On the Multiscale contributors to quantitative precipitation forecast uncertainty in the US West Coast

Wintertime heavy precipitation and flooding events along the US West Coast are associated with intense onshore water vapor transport by atmospheric rivers (ARs).  Although it has been widely recognized that the uncertainty in AR forecasts is a major contributor to the uncertainty in quantitative precipitation forecast (QPF) along the US West Coast, from the perspective of the atmospheric general circulation, there are multiscale contributors to the QPF uncertainty, depending on the forecast lead time and the forecast model domain size.  It remains a major forecasting and risk-management challenge to understand and quantify the multiscale interactions between uncertainties in forecasts of the upper-level jet in the North Pacific and the genesis and evolution of extratropical cyclones, whose AR-induced moisture transport directly contributes to heavy precipitation events. 
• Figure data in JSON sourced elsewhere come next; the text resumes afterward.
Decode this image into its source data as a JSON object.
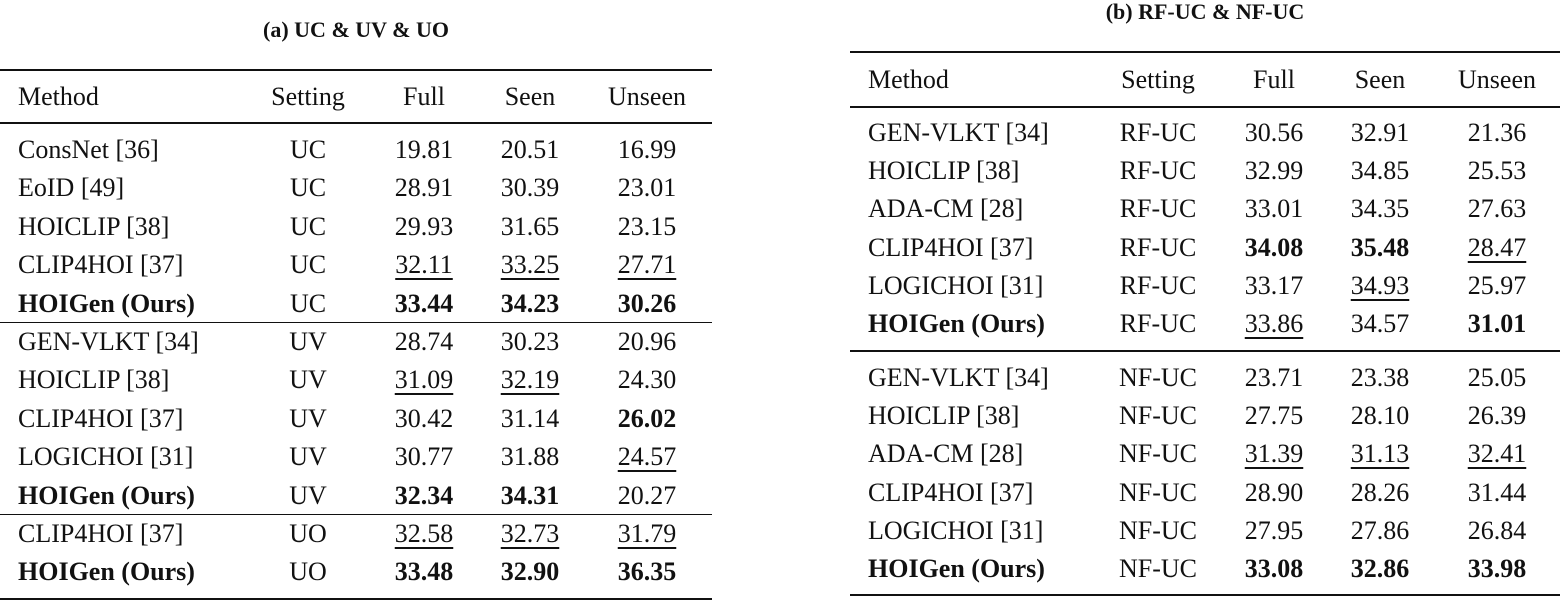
{
  "tables": [
    {
      "title": "(a) UC & UV & UO",
      "header": [
        "Method",
        "Setting",
        "Full",
        "Seen",
        "Unseen"
      ],
      "groups": [
        [
          [
            "ConsNet [36]",
            "UC",
            "19.81",
            "20.51",
            "16.99"
          ],
          [
            "EoID [49]",
            "UC",
            "28.91",
            "30.39",
            "23.01"
          ],
          [
            "HOICLIP [38]",
            "UC",
            "29.93",
            "31.65",
            "23.15"
          ],
          [
            "CLIP4HOI [37]",
            "UC",
            "32.11",
            "33.25",
            "27.71"
          ],
          [
            "HOIGen (Ours)",
            "UC",
            "33.44",
            "34.23",
            "30.26"
          ]
        ],
        [
          [
            "GEN-VLKT [34]",
            "UV",
            "28.74",
            "30.23",
            "20.96"
          ],
          [
            "HOICLIP [38]",
            "UV",
            "31.09",
            "32.19",
            "24.30"
          ],
          [
            "CLIP4HOI [37]",
            "UV",
            "30.42",
            "31.14",
            "26.02"
          ],
          [
            "LOGICHOI [31]",
            "UV",
            "30.77",
            "31.88",
            "24.57"
          ],
          [
            "HOIGen (Ours)",
            "UV",
            "32.34",
            "34.31",
            "20.27"
          ]
        ],
        [
          [
            "CLIP4HOI [37]",
            "UO",
            "32.58",
            "32.73",
            "31.79"
          ],
          [
            "HOIGen (Ours)",
            "UO",
            "33.48",
            "32.90",
            "36.35"
          ]
        ]
      ],
      "bold": [
        [
          0,
          4,
          0
        ],
        [
          0,
          4,
          2
        ],
        [
          0,
          4,
          3
        ],
        [
          0,
          4,
          4
        ],
        [
          1,
          2,
          4
        ],
        [
          1,
          4,
          0
        ],
        [
          1,
          4,
          2
        ],
        [
          1,
          4,
          3
        ],
        [
          2,
          1,
          0
        ],
        [
          2,
          1,
          2
        ],
        [
          2,
          1,
          3
        ],
        [
          2,
          1,
          4
        ]
      ],
      "underline": [
        [
          0,
          3,
          2
        ],
        [
          0,
          3,
          3
        ],
        [
          0,
          3,
          4
        ],
        [
          1,
          1,
          2
        ],
        [
          1,
          1,
          3
        ],
        [
          1,
          3,
          4
        ],
        [
          2,
          0,
          2
        ],
        [
          2,
          0,
          3
        ],
        [
          2,
          0,
          4
        ]
      ]
    },
    {
      "title": "(b) RF-UC & NF-UC",
      "header": [
        "Method",
        "Setting",
        "Full",
        "Seen",
        "Unseen"
      ],
      "groups": [
        [
          [
            "GEN-VLKT [34]",
            "RF-UC",
            "30.56",
            "32.91",
            "21.36"
          ],
          [
            "HOICLIP [38]",
            "RF-UC",
            "32.99",
            "34.85",
            "25.53"
          ],
          [
            "ADA-CM [28]",
            "RF-UC",
            "33.01",
            "34.35",
            "27.63"
          ],
          [
            "CLIP4HOI [37]",
            "RF-UC",
            "34.08",
            "35.48",
            "28.47"
          ],
          [
            "LOGICHOI [31]",
            "RF-UC",
            "33.17",
            "34.93",
            "25.97"
          ],
          [
            "HOIGen (Ours)",
            "RF-UC",
            "33.86",
            "34.57",
            "31.01"
          ]
        ],
        [
          [
            "GEN-VLKT [34]",
            "NF-UC",
            "23.71",
            "23.38",
            "25.05"
          ],
          [
            "HOICLIP [38]",
            "NF-UC",
            "27.75",
            "28.10",
            "26.39"
          ],
          [
            "ADA-CM [28]",
            "NF-UC",
            "31.39",
            "31.13",
            "32.41"
          ],
          [
            "CLIP4HOI [37]",
            "NF-UC",
            "28.90",
            "28.26",
            "31.44"
          ],
          [
            "LOGICHOI [31]",
            "NF-UC",
            "27.95",
            "27.86",
            "26.84"
          ],
          [
            "HOIGen (Ours)",
            "NF-UC",
            "33.08",
            "32.86",
            "33.98"
          ]
        ]
      ],
      "bold": [
        [
          0,
          3,
          2
        ],
        [
          0,
          3,
          3
        ],
        [
          0,
          5,
          0
        ],
        [
          0,
          5,
          4
        ],
        [
          1,
          5,
          0
        ],
        [
          1,
          5,
          2
        ],
        [
          1,
          5,
          3
        ],
        [
          1,
          5,
          4
        ]
      ],
      "underline": [
        [
          0,
          3,
          4
        ],
        [
          0,
          4,
          3
        ],
        [
          0,
          5,
          2
        ],
        [
          1,
          2,
          2
        ],
        [
          1,
          2,
          3
        ],
        [
          1,
          2,
          4
        ]
      ]
    }
  ]
}
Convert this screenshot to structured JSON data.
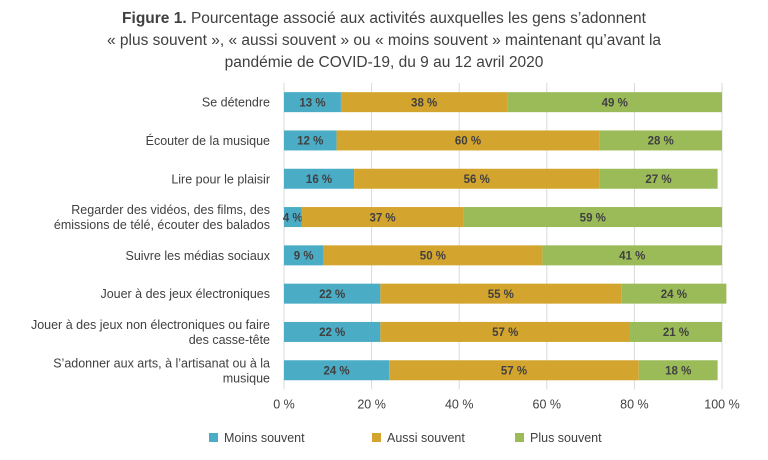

In this presentation, we leverage an ongoing effort to evaluate NOAA's newly developed AR forecast system to untangle the interactions among the multiscale controllers that contribute to the QPF uncertainty along the US West Coast.  We will show using precipitation and atmospheric analysis datasets that the QPF uncertainty along the US West Coast, dependent on the forecast lead time and the model's forecast domain size, can be linked to the uncertainties in the forecasts of convective activities in the tropical Pacific, the interaction between tropical convection and upper-level jet in the North Pacific, and the genesis and evolution of extratropical cyclones associated with the upper-level jet.